In BE VIVID, bimekizumab was compared with ustekinumab and placebo. At week 16, PASI90 occurred in 81/163, or 50%, of ustekinumab patients versus 273/321, or 85%, with bimekizumab; risk difference 35%, 95% CI 27–43; p<0.0001. IGA response occurred in 87/163, or 53%, with ustekinumab versus 270/321, or 84%, with bimekizumab; risk difference 30%, 95% CI 22–39; p<0.0001. Serious treatment-emergent adverse events over 52 weeks occurred in 13/163, or 8%, of ustekinumab-treated patients (Reich et al., 2020).

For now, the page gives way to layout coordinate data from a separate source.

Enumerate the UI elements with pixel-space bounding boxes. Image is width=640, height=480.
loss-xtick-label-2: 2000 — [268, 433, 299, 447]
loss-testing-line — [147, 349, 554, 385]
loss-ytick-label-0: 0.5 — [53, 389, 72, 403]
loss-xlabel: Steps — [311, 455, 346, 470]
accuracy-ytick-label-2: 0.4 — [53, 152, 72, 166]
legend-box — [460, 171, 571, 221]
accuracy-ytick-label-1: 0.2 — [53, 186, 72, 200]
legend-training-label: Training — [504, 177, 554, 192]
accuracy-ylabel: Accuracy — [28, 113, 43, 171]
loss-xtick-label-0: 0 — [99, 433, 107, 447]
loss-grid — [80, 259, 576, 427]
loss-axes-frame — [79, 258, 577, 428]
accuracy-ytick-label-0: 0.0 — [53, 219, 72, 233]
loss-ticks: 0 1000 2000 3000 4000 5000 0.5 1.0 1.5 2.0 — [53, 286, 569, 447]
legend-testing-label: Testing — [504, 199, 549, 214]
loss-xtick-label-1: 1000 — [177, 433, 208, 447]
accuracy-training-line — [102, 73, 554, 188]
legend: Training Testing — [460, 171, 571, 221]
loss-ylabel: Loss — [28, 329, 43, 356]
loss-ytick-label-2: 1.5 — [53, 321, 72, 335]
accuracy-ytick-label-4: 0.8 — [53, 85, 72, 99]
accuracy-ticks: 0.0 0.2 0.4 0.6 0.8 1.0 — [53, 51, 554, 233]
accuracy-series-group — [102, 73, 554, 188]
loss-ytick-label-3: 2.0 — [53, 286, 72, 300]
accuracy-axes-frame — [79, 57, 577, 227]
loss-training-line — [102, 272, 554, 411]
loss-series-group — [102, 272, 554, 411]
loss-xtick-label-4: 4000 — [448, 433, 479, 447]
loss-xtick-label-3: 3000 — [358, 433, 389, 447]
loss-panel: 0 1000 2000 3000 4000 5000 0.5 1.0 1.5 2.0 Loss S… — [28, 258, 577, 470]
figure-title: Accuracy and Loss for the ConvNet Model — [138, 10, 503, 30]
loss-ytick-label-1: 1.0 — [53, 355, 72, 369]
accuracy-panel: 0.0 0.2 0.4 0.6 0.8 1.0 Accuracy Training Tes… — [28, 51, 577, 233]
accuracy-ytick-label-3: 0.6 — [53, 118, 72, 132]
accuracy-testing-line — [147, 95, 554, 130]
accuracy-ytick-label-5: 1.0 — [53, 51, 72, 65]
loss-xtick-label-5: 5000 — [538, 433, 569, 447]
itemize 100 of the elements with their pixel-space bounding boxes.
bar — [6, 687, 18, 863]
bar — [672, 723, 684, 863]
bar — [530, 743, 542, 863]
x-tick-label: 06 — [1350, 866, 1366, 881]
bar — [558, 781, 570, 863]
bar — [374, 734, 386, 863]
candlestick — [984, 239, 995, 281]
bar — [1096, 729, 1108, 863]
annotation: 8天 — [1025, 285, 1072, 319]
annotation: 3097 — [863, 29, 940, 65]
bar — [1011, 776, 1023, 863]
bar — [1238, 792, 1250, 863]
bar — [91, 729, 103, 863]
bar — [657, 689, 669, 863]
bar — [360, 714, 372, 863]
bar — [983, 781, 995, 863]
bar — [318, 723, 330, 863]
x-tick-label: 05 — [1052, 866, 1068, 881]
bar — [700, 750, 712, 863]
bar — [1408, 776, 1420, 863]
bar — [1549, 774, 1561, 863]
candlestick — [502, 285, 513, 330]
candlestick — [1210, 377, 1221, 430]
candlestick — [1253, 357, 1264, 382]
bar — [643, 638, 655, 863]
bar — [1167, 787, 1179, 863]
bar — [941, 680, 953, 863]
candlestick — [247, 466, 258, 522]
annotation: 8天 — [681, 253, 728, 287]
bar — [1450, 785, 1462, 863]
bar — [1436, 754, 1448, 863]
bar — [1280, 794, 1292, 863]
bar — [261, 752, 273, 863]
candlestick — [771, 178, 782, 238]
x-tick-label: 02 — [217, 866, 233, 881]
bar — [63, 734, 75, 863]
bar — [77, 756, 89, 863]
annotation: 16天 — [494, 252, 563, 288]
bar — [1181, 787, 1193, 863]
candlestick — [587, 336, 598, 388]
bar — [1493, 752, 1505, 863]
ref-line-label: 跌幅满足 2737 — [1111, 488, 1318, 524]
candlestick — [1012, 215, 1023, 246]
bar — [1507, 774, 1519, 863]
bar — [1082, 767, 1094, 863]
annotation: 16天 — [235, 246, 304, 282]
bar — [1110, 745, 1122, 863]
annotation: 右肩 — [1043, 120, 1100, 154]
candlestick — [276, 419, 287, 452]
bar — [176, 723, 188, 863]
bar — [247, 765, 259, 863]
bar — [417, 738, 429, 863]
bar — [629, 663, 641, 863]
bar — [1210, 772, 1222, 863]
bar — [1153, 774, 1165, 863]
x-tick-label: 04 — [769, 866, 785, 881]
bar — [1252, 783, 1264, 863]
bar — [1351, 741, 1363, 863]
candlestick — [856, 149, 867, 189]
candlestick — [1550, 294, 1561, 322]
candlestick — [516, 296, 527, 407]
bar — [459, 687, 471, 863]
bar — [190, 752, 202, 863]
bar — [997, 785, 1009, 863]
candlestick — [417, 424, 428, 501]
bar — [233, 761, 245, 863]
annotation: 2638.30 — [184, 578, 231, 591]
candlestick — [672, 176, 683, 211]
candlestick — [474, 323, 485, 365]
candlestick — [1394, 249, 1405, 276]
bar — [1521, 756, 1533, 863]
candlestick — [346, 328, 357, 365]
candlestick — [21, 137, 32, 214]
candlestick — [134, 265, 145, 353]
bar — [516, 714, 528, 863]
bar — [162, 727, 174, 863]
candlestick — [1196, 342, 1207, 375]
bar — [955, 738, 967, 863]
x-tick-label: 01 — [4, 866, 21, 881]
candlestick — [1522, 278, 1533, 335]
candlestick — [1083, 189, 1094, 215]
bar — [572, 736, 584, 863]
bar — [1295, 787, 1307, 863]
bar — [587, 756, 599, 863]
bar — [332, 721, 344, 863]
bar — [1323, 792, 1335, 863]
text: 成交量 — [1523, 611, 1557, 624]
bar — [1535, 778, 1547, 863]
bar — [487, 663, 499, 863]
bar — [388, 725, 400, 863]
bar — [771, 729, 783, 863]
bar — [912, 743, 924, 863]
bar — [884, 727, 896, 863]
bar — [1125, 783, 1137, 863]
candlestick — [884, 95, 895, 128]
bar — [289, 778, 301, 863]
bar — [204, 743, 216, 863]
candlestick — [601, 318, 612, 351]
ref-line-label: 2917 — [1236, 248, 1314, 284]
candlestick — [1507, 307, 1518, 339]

6. Comparative evidence from network meta-analyses
A Crohn’s disease network meta-analysis found ustekinumab significantly increased odds of induction remission compared with certolizumab in biologic-naïve patients, with OR 2.63, 95% CI 1.10–6.28 (Singh et al., 2021). In ulcerative colitis, a network meta-analysis found ustekinumab superior to placebo for induction remission, OR 2.92, 95% CI 1.31–6.51, with no differences between active interventions for adverse events or serious adverse events (Lasa et al., 2021). In psoriasis, Cochrane network meta-analyses concluded that several newer biologics—particularly IL‑17 and IL‑23p19 inhibitors—achieved higher PASI90 rates than ustekinumab, while serious adverse event comparisons were limited by low event counts and low-to-moderate certainty (Sbidian et al., 2021), (Sbidian et al., 2022).
Overall conclusion
Across completed randomized trials, ustekinumab demonstrates clinically meaningful and statistically significant efficacy for induction and maintenance in moderate-to-severe Crohn’s disease and ulcerative colitis, with generally placebo-like serious adverse-event rates in pivotal studies. In biologic-naïve Crohn’s disease, it performed similarly to adalimumab at 52 weeks. In psoriasis and newer Crohn’s disease head-to-head studies, ustekinumab remains effective but is often outperformed on stringent skin-clearance or endoscopic endpoints by newer IL‑23p19 or IL‑17 pathway agents.